El llanto de un bebé la despertó. Somnolienta, a causa de
las pastillas que le daban para mantenerla calmada, le costó un rato orientarse.
Ese gemido lastimero la había arrancado de un hermoso sueño. Un sueño en el que
era libre. Un sueño en el que, con su bebé en brazos, caminaba por un vasto
prado cubierto de hermosas flores de colores. Un sueño del que, si le hubieran
preguntado, no querría despertar jamás. Pero ahí estaba. Otra vez despierta. En
otra realidad muy distinta a la soñada. Otra vez se encontraba sumida en el
infierno en el que se había convertido su vida, con los pies y las manos atadas
a la cama mediante unas grandes cadenas que le reducían el movimiento.
El llanto provenía de la pared que tenía a su derecha. A
pesar de que la noche ya había caído y que las sombras eran su única compañía
en aquella claustrofóbica habitación donde la tenían retenida, la luz tenue que
arrojaba la luna a través del pequeño ventanuco situado en el techo le dejaba
ver las marcas que había dejado en las piedras que recubrían su celda hechas
con sus uñas, fruto de la desesperación. Quería hacer un hueco en la pared y así
poder salvar a aquel bebé, su bebé…
Aquella era la causa de que la hubieran encadenado. El director del psiquiátrico, su marido,
había tomado aquella decisión. No la había consultado ni para eso, ni para
encerrarla allí tras la muerte de su bebé. Unas fuertes fiebres se lo habían
arrebatado de su lado, dejando en su lugar, una gran depresión que con el paso
de los días no hacía más que incrementar. Se despertaba a media noche porque
escuchaba el llanto de su pequeño. Salía a buscarlo desesperada por abrazarlo y
mecerlo entre sus brazos. Perdía la noción del tiempo. La encontraban al amanecer
media muerta de frío, temblando y balbuceando palabras inconexas.

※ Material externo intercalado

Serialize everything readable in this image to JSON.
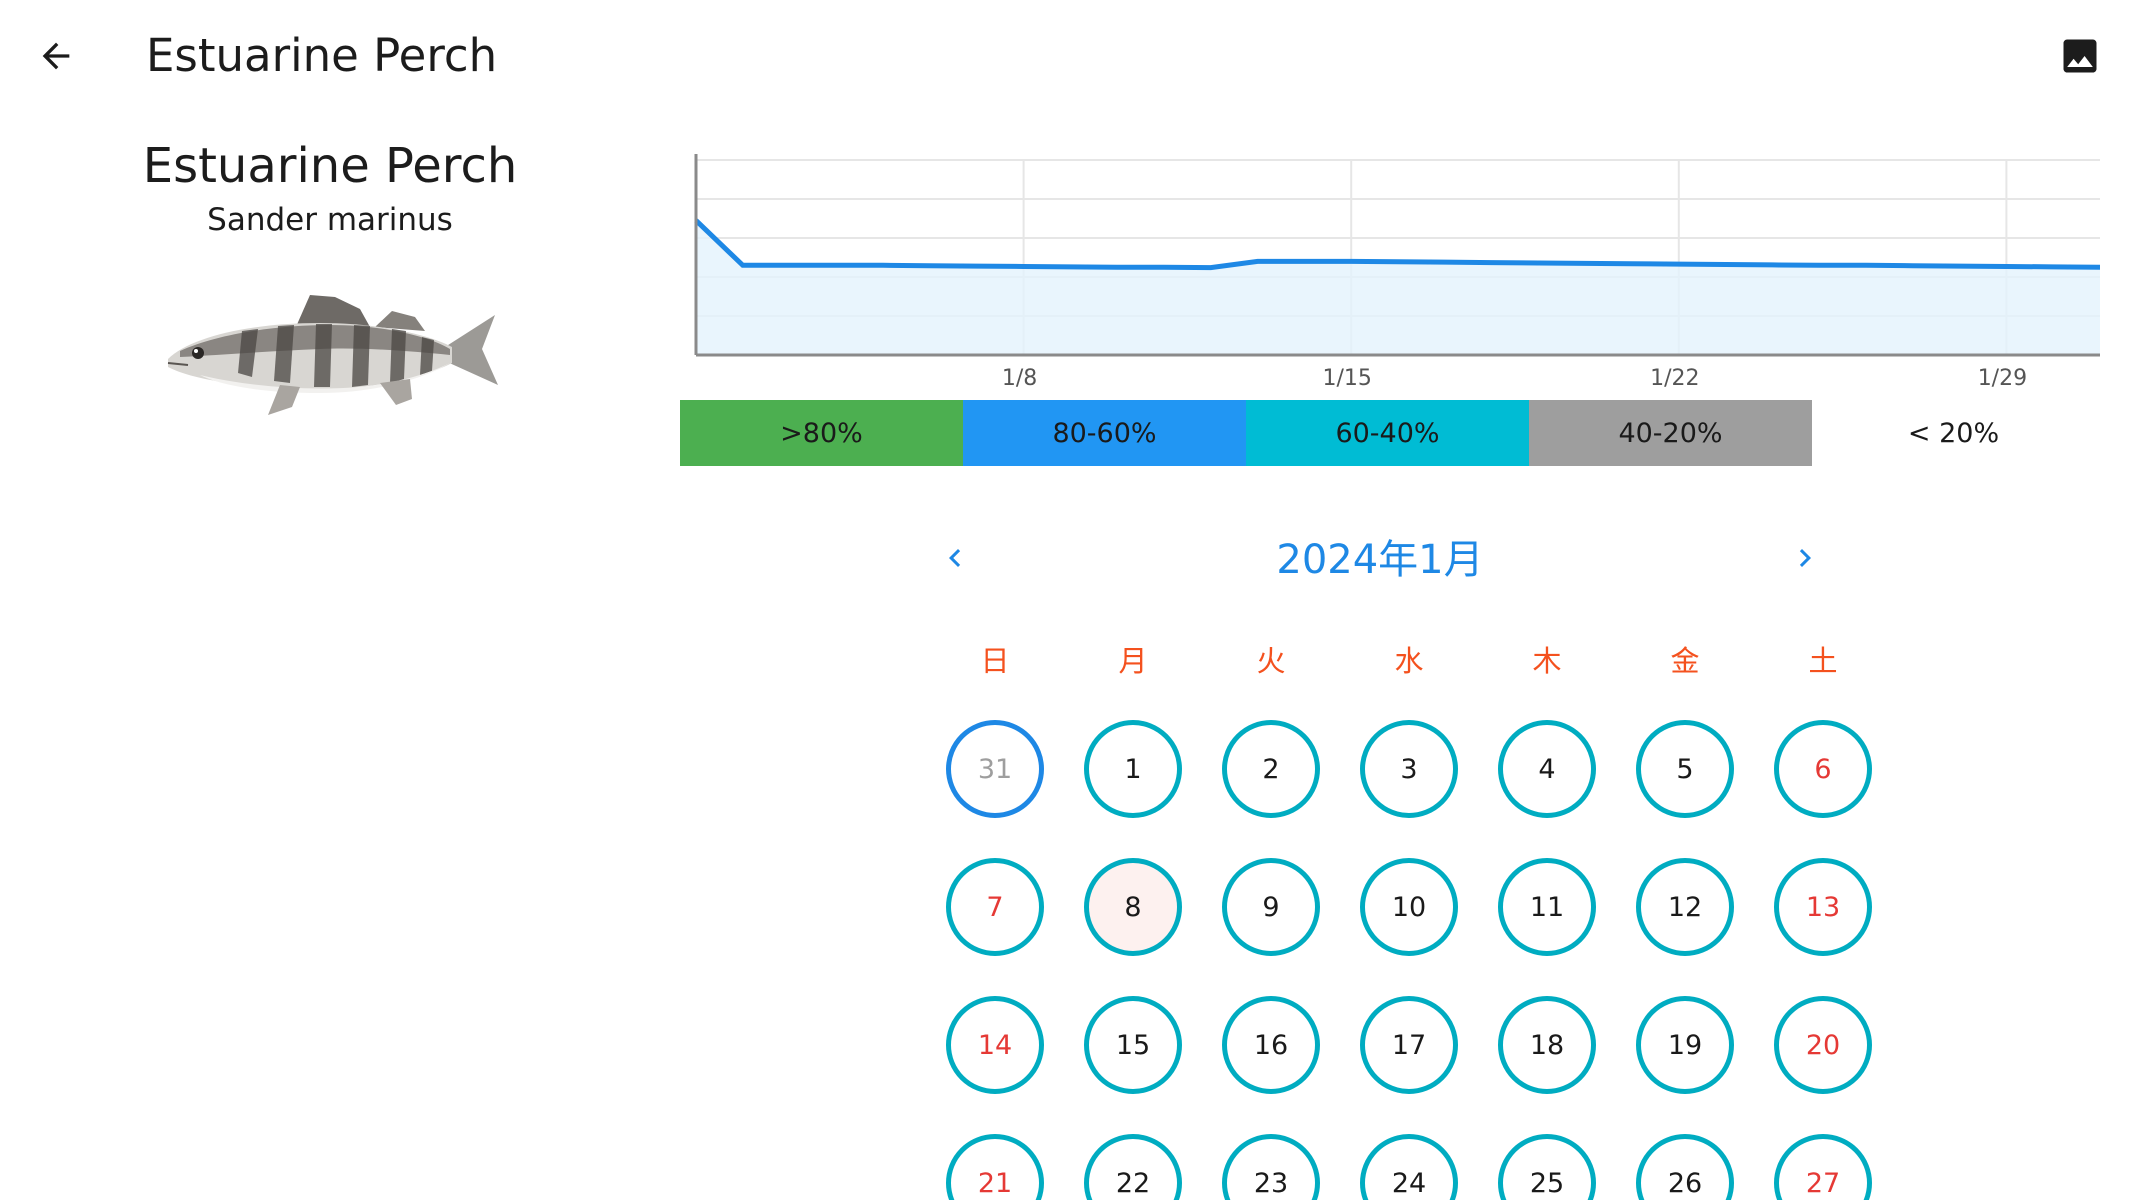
{
  "appbar": {
    "title": "Estuarine Perch",
    "back_icon": "arrow-left-icon",
    "image_icon": "image-icon"
  },
  "fish": {
    "name": "Estuarine Perch",
    "scientific": "Sander marinus"
  },
  "chart_data": {
    "type": "area",
    "x": [
      "1/1",
      "1/2",
      "1/3",
      "1/4",
      "1/5",
      "1/6",
      "1/7",
      "1/8",
      "1/9",
      "1/10",
      "1/11",
      "1/12",
      "1/13",
      "1/14",
      "1/15",
      "1/16",
      "1/17",
      "1/18",
      "1/19",
      "1/20",
      "1/21",
      "1/22",
      "1/23",
      "1/24",
      "1/25",
      "1/26",
      "1/27",
      "1/28",
      "1/29",
      "1/30",
      "1/31"
    ],
    "values": [
      69,
      46,
      46,
      46,
      46,
      45.8,
      45.6,
      45.4,
      45.2,
      45,
      45,
      44.8,
      48,
      48,
      48,
      47.8,
      47.6,
      47.4,
      47.2,
      47,
      46.8,
      46.6,
      46.4,
      46.2,
      46,
      46,
      45.8,
      45.6,
      45.4,
      45.2,
      45
    ],
    "tick_labels": [
      "1/8",
      "1/15",
      "1/22",
      "1/29"
    ],
    "tick_index": [
      7,
      14,
      21,
      28
    ],
    "ylim": [
      0,
      100
    ],
    "grid": true,
    "line_color": "#1e88e5",
    "fill_color": "#e3f2fd"
  },
  "legend": [
    {
      "label": ">80%",
      "color": "#4caf50"
    },
    {
      "label": "80-60%",
      "color": "#2196f3"
    },
    {
      "label": "60-40%",
      "color": "#00bcd4"
    },
    {
      "label": "40-20%",
      "color": "#9e9e9e"
    },
    {
      "label": "< 20%",
      "color": "#ffffff"
    }
  ],
  "calendar": {
    "title": "2024年1月",
    "prev_icon": "chevron-left-icon",
    "next_icon": "chevron-right-icon",
    "weekdays": [
      "日",
      "月",
      "火",
      "水",
      "木",
      "金",
      "土"
    ],
    "days": [
      {
        "label": "31",
        "state": "other"
      },
      {
        "label": "1"
      },
      {
        "label": "2"
      },
      {
        "label": "3"
      },
      {
        "label": "4"
      },
      {
        "label": "5"
      },
      {
        "label": "6",
        "state": "weekend"
      },
      {
        "label": "7",
        "state": "weekend"
      },
      {
        "label": "8",
        "state": "highlight"
      },
      {
        "label": "9"
      },
      {
        "label": "10"
      },
      {
        "label": "11"
      },
      {
        "label": "12"
      },
      {
        "label": "13",
        "state": "weekend"
      },
      {
        "label": "14",
        "state": "weekend"
      },
      {
        "label": "15"
      },
      {
        "label": "16"
      },
      {
        "label": "17"
      },
      {
        "label": "18"
      },
      {
        "label": "19"
      },
      {
        "label": "20",
        "state": "weekend"
      },
      {
        "label": "21",
        "state": "weekend"
      },
      {
        "label": "22"
      },
      {
        "label": "23"
      },
      {
        "label": "24"
      },
      {
        "label": "25"
      },
      {
        "label": "26"
      },
      {
        "label": "27",
        "state": "weekend"
      }
    ]
  }
}
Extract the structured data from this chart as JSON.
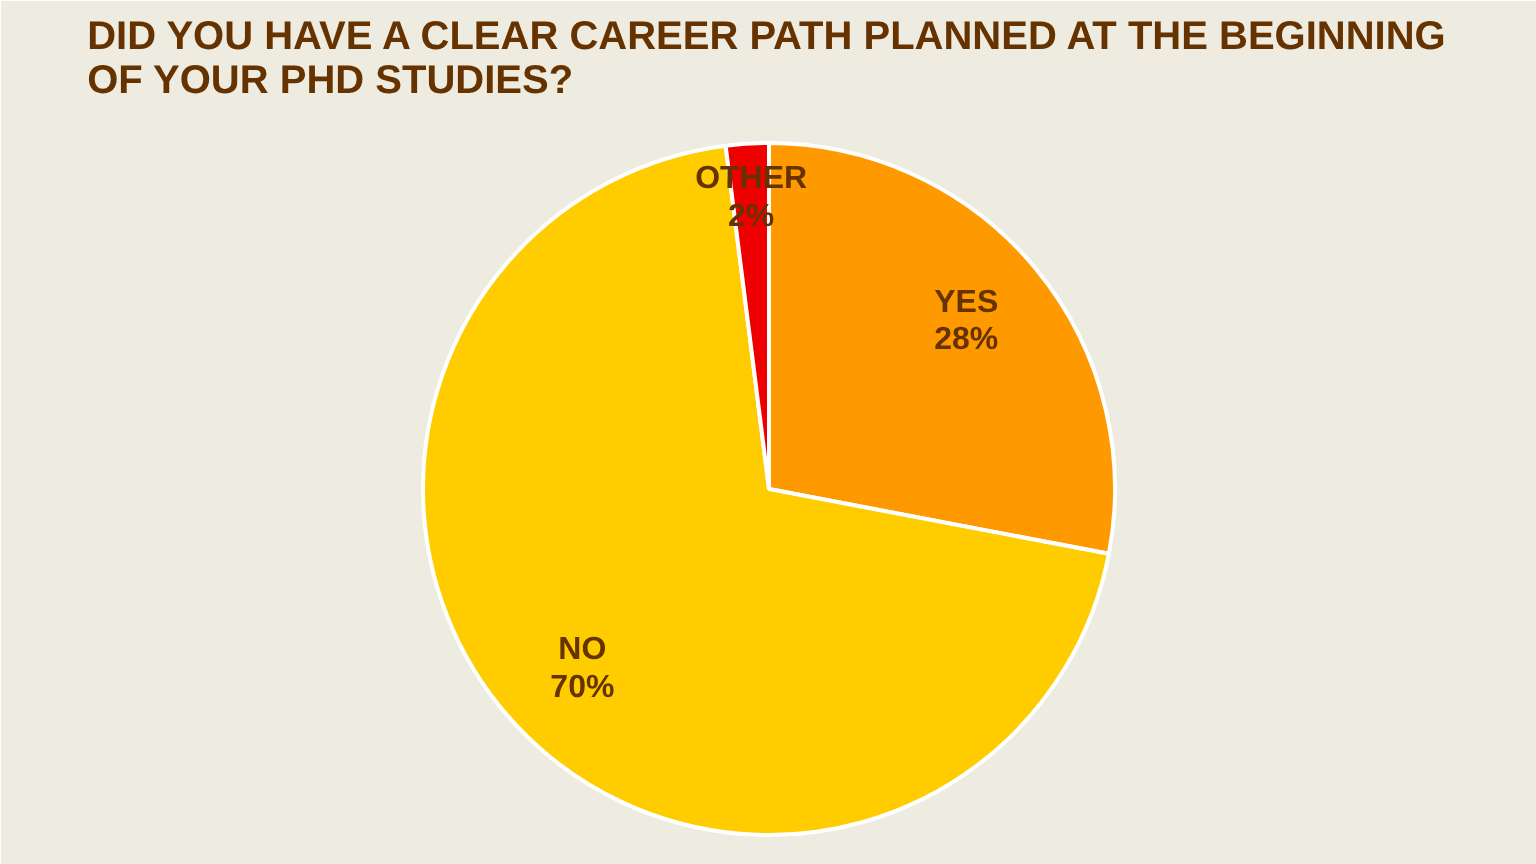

Llevaba mucho tiempo atada. Pero eso no la disuadía de
Intentar llegar hasta la pared. Pero las gruesas cadenas se lo impedían. Lloraba
implorando clemencia. Lloraba… gritaba….
Entonces… la puerta se abría, siempre era igual, día tras
días, alguien entraba y le clavaba una aguja en el brazo. A veces veía la cara
de esa persona, otras veces debido a su dolor ni siquiera escuchaba la puerta
al abrirse…Luego se olvidaba de su existencia, la suya, la de su bebé y la del
mundo entero.
Pero ese día no gritó, no lloró ni siquiera intentó
llegar a la pared para salvar a su bebé. No lo hizo. Se sentó en su camastro.
Con la mirada puesta en la pared de dónde provenían los llantos y esperó.
Escuchó la puerta al abrirse. Cerró los ojos y se hizo la
dormida. Unos pasos se acercaron a ella. Notó como alguien se sentaba a su
lado. Conocía aquel olor. Aquella colonia. Sabía quién era.
Las sombras se habían vuelto sus alidadas. Le hablaban y
la tranquilizaban. Le dijeron lo que tenía que hacer. Le habían soltado las
cadenas de las manos.
Dejó que su marido le hablara largo y tendido. Le costó
mantenerse quieta cuando presa de la culpa y el remordimiento rompió a llorar.
El hombre apoyó su cabeza sobre su pecho y se adormeció.
Entre sueños escuchó una voz gutural que le susurra al
oído:
-¡¡¡Te arrastraré con mis cadenas hasta el abismo de la
locura!!!!
Al día siguiente encontraron al director del hospital
completamente desnudo, atado a la cama, delirando y totalmente ido.